Niestety rawickie Niedźwiadki spadły ponownie do II ligi, a Australijczyk przeniósł się do Gniezna, później była Piła, Rybnik i w 2013 roku ponownie Kolejarz Rawicz, gdzie był zdecydowanie wyróżniającym się zawodnikiem, nie tylko swojej drużyny, ale i całej ligi. Stąd trudno się dziwić, że zainteresował się nim Orzeł Łódź. W sezonie 2015 Doyle startował już w ekstralidze broniąc barw toruńskich Aniołów. Lata 2016-2017 spędził w Zielonej Górze, a teraz ponownie wrócił do Torunia.
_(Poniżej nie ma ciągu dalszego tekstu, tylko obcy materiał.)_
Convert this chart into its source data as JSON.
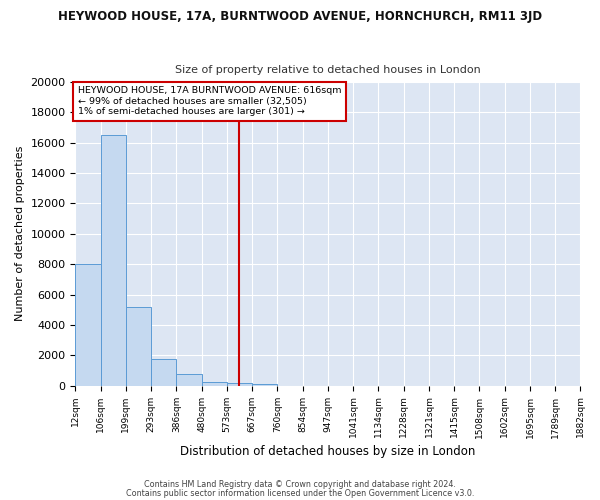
{
  "title": "HEYWOOD HOUSE, 17A, BURNTWOOD AVENUE, HORNCHURCH, RM11 3JD",
  "subtitle": "Size of property relative to detached houses in London",
  "xlabel": "Distribution of detached houses by size in London",
  "ylabel": "Number of detached properties",
  "bar_color": "#c5d9f0",
  "bar_edge_color": "#5b9bd5",
  "background_color": "#ffffff",
  "plot_bg_color": "#dde6f3",
  "grid_color": "#ffffff",
  "marker_line_color": "#cc0000",
  "marker_value": 616,
  "annotation_line1": "HEYWOOD HOUSE, 17A BURNTWOOD AVENUE: 616sqm",
  "annotation_line2": "← 99% of detached houses are smaller (32,505)",
  "annotation_line3": "1% of semi-detached houses are larger (301) →",
  "annotation_box_color": "#ffffff",
  "annotation_box_edge": "#cc0000",
  "footer1": "Contains HM Land Registry data © Crown copyright and database right 2024.",
  "footer2": "Contains public sector information licensed under the Open Government Licence v3.0.",
  "bin_edges": [
    12,
    106,
    199,
    293,
    386,
    480,
    573,
    667,
    760,
    854,
    947,
    1041,
    1134,
    1228,
    1321,
    1415,
    1508,
    1602,
    1695,
    1789,
    1882
  ],
  "bin_labels": [
    "12sqm",
    "106sqm",
    "199sqm",
    "293sqm",
    "386sqm",
    "480sqm",
    "573sqm",
    "667sqm",
    "760sqm",
    "854sqm",
    "947sqm",
    "1041sqm",
    "1134sqm",
    "1228sqm",
    "1321sqm",
    "1415sqm",
    "1508sqm",
    "1602sqm",
    "1695sqm",
    "1789sqm",
    "1882sqm"
  ],
  "counts": [
    8000,
    16500,
    5200,
    1750,
    750,
    250,
    200,
    100,
    0,
    0,
    0,
    0,
    0,
    0,
    0,
    0,
    0,
    0,
    0,
    0
  ],
  "ylim": [
    0,
    20000
  ],
  "yticks": [
    0,
    2000,
    4000,
    6000,
    8000,
    10000,
    12000,
    14000,
    16000,
    18000,
    20000
  ]
}
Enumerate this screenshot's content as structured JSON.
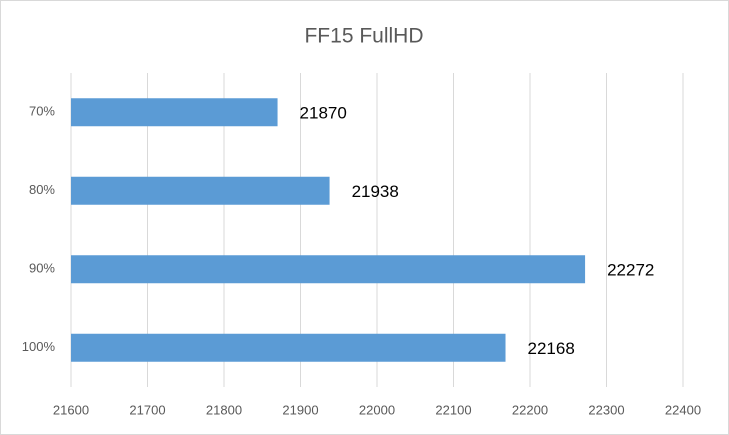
{
  "chart_data": {
    "type": "barh",
    "title": "FF15 FullHD",
    "categories": [
      "70%",
      "80%",
      "90%",
      "100%"
    ],
    "values": [
      21870,
      21938,
      22272,
      22168
    ],
    "color": "#5b9bd5",
    "xlim": [
      21600,
      22400
    ],
    "xticks": [
      21600,
      21700,
      21800,
      21900,
      22000,
      22100,
      22200,
      22300,
      22400
    ],
    "grid": true
  }
}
Bliski zdobycia tytułu Indywidualnego Mistrza Świata był już w 2016 roku, ale wówczas na przeszkodzie, już praktycznie na finiszu stanęła kontuzja. Po złoty medal sięgnął w ubiegłym roku, a ten triumf przypieczętował na torze w Melbourne w rodzinnej Australii. Rawickie Niedźwiadki mogą jednak mieć małą satysfakcję, że pierwszym polskim klubem Indywidualnego Mistrza Świata był właśnie Kolejarz.